Department of Healthcare Administration and Healthcare Policy, School of Public Health, University of Nevada, Las Vegas, NV 89119, USA.
Center for Health Disparities Research, School of Public Health, University of Nevada, Las Vegas, NV 89119, USA.
Int J Environ Res Public Health. 2024 Oct 18;21(10):1381. doi: 10.3390/ijerph21101381.

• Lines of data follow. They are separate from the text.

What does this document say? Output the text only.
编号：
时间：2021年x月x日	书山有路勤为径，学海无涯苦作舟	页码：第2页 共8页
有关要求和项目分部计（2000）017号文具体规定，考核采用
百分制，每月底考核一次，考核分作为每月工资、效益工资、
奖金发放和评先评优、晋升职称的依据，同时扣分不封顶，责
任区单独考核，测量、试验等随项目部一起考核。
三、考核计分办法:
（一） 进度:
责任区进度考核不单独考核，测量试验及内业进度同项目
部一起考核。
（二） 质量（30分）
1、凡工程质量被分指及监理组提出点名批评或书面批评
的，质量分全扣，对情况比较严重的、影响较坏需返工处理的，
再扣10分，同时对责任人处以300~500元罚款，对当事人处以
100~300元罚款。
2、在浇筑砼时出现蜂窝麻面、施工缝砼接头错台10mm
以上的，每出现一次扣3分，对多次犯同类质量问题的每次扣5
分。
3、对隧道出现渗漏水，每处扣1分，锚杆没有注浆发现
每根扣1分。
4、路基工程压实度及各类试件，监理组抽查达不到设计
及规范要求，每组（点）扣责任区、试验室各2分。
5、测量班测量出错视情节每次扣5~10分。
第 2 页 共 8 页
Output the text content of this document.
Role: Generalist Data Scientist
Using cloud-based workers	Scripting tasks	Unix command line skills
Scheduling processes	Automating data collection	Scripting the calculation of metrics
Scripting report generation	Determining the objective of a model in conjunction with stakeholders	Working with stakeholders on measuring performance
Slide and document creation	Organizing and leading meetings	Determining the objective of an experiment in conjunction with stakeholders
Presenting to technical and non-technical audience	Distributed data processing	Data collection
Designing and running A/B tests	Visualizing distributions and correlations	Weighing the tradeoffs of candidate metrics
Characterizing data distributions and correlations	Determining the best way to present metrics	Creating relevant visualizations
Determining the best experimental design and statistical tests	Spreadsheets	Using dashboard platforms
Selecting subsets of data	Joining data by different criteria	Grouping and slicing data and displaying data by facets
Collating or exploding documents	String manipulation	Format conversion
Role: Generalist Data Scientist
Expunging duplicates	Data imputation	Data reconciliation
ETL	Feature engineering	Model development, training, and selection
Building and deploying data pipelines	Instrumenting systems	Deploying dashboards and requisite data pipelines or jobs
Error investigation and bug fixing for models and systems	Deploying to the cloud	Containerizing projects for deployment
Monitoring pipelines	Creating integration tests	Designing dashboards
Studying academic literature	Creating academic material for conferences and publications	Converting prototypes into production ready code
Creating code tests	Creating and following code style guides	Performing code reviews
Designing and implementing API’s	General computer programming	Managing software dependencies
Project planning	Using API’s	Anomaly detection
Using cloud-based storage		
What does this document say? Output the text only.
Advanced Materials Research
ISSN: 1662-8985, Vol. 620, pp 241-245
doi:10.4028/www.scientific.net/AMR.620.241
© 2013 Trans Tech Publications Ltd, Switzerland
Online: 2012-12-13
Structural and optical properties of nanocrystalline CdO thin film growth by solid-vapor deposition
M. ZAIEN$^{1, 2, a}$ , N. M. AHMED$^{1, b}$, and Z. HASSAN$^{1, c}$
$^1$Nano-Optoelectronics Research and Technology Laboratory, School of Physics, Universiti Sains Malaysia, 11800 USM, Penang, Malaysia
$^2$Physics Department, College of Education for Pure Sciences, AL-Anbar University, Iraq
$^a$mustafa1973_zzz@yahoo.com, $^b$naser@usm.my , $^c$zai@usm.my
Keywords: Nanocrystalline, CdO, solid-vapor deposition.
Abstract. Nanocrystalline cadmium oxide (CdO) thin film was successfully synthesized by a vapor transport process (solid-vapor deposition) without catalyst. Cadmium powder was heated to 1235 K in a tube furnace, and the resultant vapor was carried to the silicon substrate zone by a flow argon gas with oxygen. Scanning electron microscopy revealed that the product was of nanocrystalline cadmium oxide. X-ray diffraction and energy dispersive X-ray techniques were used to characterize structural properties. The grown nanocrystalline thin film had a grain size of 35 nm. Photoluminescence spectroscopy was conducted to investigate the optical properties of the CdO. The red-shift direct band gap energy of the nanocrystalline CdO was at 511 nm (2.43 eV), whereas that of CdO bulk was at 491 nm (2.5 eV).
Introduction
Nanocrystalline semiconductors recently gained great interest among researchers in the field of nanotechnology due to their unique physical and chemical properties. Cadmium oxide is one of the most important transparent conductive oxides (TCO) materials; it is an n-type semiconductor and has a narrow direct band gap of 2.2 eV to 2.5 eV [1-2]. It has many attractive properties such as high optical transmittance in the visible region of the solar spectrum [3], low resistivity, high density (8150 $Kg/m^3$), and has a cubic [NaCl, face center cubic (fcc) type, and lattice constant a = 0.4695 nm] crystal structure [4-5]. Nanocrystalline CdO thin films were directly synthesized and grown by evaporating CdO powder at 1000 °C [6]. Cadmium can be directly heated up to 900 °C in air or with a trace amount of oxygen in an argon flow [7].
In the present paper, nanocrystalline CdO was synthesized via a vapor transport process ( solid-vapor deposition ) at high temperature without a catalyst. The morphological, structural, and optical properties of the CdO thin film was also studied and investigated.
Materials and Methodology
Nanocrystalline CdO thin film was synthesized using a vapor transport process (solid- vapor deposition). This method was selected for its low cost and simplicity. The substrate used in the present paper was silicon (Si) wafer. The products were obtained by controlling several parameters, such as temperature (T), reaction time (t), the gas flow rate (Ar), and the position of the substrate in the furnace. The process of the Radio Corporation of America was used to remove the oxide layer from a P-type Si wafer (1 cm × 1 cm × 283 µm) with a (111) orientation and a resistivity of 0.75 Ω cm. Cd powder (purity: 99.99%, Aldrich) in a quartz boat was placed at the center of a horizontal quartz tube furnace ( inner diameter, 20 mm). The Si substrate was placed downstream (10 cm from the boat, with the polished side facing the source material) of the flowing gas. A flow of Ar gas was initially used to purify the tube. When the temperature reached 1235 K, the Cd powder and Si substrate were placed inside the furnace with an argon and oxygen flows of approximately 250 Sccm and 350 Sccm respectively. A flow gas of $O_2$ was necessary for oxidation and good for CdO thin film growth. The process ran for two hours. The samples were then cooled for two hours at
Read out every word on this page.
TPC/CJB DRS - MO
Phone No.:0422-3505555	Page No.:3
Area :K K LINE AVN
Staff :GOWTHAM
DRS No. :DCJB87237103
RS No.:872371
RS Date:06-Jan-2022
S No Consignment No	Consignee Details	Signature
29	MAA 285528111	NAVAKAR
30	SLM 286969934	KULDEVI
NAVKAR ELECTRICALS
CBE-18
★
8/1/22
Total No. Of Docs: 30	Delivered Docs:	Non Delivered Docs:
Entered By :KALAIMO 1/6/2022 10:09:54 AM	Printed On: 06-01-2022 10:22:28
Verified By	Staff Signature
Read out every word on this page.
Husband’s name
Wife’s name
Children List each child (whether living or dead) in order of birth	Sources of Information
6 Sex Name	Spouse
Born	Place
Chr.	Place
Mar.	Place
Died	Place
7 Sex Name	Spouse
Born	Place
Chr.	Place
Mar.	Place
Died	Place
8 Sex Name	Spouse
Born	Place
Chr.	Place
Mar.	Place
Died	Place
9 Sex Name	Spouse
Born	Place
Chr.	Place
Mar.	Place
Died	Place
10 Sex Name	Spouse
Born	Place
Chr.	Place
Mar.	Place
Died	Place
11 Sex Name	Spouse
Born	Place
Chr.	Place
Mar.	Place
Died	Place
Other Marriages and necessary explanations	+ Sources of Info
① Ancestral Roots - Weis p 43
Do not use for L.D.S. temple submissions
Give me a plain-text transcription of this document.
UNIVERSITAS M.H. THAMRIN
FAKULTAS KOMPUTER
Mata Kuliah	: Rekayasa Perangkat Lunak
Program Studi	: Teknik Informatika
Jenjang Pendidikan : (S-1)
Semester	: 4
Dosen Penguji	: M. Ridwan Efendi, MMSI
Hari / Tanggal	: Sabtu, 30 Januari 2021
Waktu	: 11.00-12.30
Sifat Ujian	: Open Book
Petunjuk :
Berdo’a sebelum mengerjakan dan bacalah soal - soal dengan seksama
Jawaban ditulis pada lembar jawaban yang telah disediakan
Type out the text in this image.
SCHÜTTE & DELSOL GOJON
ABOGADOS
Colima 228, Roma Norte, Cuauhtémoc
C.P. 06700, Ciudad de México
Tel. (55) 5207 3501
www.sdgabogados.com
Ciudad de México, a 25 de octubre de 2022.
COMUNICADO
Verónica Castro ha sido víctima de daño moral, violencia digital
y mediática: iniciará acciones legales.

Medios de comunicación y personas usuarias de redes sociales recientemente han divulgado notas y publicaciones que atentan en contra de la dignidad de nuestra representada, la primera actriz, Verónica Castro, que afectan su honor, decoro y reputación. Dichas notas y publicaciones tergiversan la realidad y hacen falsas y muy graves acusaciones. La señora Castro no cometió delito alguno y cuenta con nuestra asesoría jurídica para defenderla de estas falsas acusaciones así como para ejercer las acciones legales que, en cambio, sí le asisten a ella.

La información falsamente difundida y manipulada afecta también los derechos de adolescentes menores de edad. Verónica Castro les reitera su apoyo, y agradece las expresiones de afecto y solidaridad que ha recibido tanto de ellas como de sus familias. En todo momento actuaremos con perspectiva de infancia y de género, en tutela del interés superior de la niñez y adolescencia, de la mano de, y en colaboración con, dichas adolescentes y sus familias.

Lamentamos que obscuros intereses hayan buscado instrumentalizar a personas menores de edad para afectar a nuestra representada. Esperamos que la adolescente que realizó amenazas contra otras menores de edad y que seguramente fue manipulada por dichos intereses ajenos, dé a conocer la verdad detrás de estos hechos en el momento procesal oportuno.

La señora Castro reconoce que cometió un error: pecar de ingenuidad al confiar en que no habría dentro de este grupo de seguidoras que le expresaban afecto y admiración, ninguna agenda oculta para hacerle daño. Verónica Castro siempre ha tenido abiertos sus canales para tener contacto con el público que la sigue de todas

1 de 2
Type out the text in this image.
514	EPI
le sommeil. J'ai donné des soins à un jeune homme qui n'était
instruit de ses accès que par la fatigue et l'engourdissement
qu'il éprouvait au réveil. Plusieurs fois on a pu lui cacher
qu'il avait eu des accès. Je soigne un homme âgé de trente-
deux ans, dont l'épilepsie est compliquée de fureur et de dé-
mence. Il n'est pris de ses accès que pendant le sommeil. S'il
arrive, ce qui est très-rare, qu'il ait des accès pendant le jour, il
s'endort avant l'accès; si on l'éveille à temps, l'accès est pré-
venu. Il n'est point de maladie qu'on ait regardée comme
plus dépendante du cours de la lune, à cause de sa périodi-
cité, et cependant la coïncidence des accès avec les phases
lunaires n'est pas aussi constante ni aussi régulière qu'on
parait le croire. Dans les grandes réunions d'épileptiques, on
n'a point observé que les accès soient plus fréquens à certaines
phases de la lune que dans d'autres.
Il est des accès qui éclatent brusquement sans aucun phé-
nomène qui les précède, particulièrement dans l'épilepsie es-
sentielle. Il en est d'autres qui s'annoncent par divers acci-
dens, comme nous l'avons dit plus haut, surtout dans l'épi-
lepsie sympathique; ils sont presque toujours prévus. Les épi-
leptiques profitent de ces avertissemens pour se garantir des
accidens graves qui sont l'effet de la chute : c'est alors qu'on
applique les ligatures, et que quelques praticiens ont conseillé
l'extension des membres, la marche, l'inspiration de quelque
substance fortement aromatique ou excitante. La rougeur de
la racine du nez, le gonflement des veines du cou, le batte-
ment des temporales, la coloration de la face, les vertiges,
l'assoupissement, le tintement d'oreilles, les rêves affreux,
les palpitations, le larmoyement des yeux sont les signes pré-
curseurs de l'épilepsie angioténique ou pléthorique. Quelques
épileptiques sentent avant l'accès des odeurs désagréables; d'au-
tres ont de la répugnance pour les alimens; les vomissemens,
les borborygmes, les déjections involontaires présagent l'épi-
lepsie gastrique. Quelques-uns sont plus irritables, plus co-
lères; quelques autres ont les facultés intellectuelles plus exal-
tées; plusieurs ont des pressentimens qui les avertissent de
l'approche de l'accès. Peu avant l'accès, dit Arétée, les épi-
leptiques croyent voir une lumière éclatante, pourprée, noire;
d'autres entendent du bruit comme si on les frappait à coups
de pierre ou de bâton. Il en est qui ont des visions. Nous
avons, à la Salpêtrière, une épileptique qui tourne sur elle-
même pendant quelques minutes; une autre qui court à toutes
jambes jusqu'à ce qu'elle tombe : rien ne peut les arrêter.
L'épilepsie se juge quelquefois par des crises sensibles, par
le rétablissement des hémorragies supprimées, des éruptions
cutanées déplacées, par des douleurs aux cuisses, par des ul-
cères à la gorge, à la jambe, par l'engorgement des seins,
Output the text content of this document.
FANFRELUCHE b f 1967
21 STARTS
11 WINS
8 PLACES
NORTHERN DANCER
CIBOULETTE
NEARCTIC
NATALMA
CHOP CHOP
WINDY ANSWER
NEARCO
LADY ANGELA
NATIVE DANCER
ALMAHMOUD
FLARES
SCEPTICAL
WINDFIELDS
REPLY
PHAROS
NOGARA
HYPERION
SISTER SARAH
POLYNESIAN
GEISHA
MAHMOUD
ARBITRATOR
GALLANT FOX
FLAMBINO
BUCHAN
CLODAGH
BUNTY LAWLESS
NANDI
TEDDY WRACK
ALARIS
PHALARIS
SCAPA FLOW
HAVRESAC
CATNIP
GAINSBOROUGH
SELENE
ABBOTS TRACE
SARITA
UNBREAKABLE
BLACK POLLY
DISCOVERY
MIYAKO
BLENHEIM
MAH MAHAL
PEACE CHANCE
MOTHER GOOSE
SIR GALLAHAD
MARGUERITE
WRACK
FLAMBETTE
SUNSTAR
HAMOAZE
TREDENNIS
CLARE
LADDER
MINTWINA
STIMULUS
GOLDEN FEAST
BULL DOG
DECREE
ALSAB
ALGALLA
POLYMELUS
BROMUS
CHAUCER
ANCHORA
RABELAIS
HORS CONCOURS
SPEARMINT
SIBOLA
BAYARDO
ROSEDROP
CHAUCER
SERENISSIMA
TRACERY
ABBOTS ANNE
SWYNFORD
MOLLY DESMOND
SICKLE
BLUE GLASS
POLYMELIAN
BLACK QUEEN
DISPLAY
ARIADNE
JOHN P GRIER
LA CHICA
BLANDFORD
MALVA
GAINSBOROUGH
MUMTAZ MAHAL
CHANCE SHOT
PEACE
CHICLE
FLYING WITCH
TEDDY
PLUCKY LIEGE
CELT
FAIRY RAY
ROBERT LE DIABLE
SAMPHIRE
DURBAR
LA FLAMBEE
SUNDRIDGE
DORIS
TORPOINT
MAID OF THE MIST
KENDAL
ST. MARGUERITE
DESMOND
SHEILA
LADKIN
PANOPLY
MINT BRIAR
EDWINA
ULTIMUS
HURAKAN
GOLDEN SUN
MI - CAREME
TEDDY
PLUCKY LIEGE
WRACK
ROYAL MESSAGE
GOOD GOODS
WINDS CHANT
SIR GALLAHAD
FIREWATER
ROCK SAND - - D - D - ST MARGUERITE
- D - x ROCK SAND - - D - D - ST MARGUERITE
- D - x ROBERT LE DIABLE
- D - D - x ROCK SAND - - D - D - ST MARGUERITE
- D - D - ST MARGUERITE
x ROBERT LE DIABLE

To people living with Alzheimer's Disease-Related Disorders (ADRD), timely and coordinated communication is essential between their informal caregivers and healthcare providers. In provider shortage areas, for example, the state of Nevada, telehealth can be an effective primary care delivery alternative to in-person visits. To evaluate the cost-effectiveness of telehealth visits for people living with ADRD in the state of Nevada, a decision-analytic Markov model was developed from healthcare system perspectives with a 10-year horizon/1-year cycle. To estimate the effects of demographic and geographic parameters on the Markov model, race parameters were divided into non-Hispanic White individuals vs. others and location parameters were divided into urban vs. rural. A 12-item short-version Zarit Burden Interview (ZBI-12) was applied to measure the informal caregiver burdens of non-institutionalized people living with ADRD. The values of mortality rate and healthcare utilization were obtained from healthcare systems' publicly available payor administrative data and Nevada State Inpatient/Emergency Department datasets. Among urban-residing non-Hispanic White individuals, the Incremental Cost-Effectiveness Ratio (ICER) per modified ZBI-12 indicated a cost saving of USD 9.44 with telehealth visits; among urban-residing racial minorities, the ICER per modified ZBI-12 indicated a cost saving of USD 29.26 with in-person visits; and among rural residents, the ICER per modified ZBI-12 indicated a cost-saving of USD 320.93 with telehealth visits. Distributional differences in the cost-saving effects of telehealth primary care were noted in line with racial and geographic parameters. Workforce and caregiver training is necessary for reducing distributional differences, especially among urban-residing racial monitories living with ADRD in the provider shortage area of the state of Nevada.
对于患有阿尔茨海默病相关障碍(ADRD)的人来说,其非正式照顾者和医疗保健提供者之间进行及时和协调的沟通至关重要。例如,在医疗资源短缺的内华达州,远程医疗可以作为一种有效的替代面对面就诊的初级保健服务模式。为了评估远程医疗就诊对该州患有 ADRD 人群的成本效益,从医疗保健系统的角度出发,开发了一个具有 10 年时间范围/1 年周期的决策分析马尔可夫模型。为了估计人口统计学和地理位置参数对马尔可夫模型的影响,种族参数分为非西班牙裔白人个体与其他人,地理位置参数分为城市与农村。采用 12 项简短 Zarit 负担量表(ZBI-12)来衡量非住院 ADRD 患者的非正式照顾者负担。死亡率和医疗保健利用率的值是从医疗保健系统公开的支付方行政数据和内华达州住院/急诊数据集获得的。在城市居住的非西班牙裔白人群体中,每例经修正的 ZBI-12 增量成本效益比(ICER)表明,远程医疗就诊可节省 9.44 美元;在城市居住的少数民族中,每例经修正的 ZBI-12 增量成本效益比(ICER)表明,面对面就诊可节省 29.26 美元;在农村居民中,每例经修正的 ZBI-12 增量成本效益比(ICER)表明,远程医疗就诊可节省 320.93 美元。根据种族和地理位置参数,远程医疗初级保健的成本节约效果存在分布差异。需要进行劳动力和照顾者培训,以减少分布差异,尤其是在医疗资源短缺的内华达州,城市居住的少数民族人群中患有 ADRD 的患者。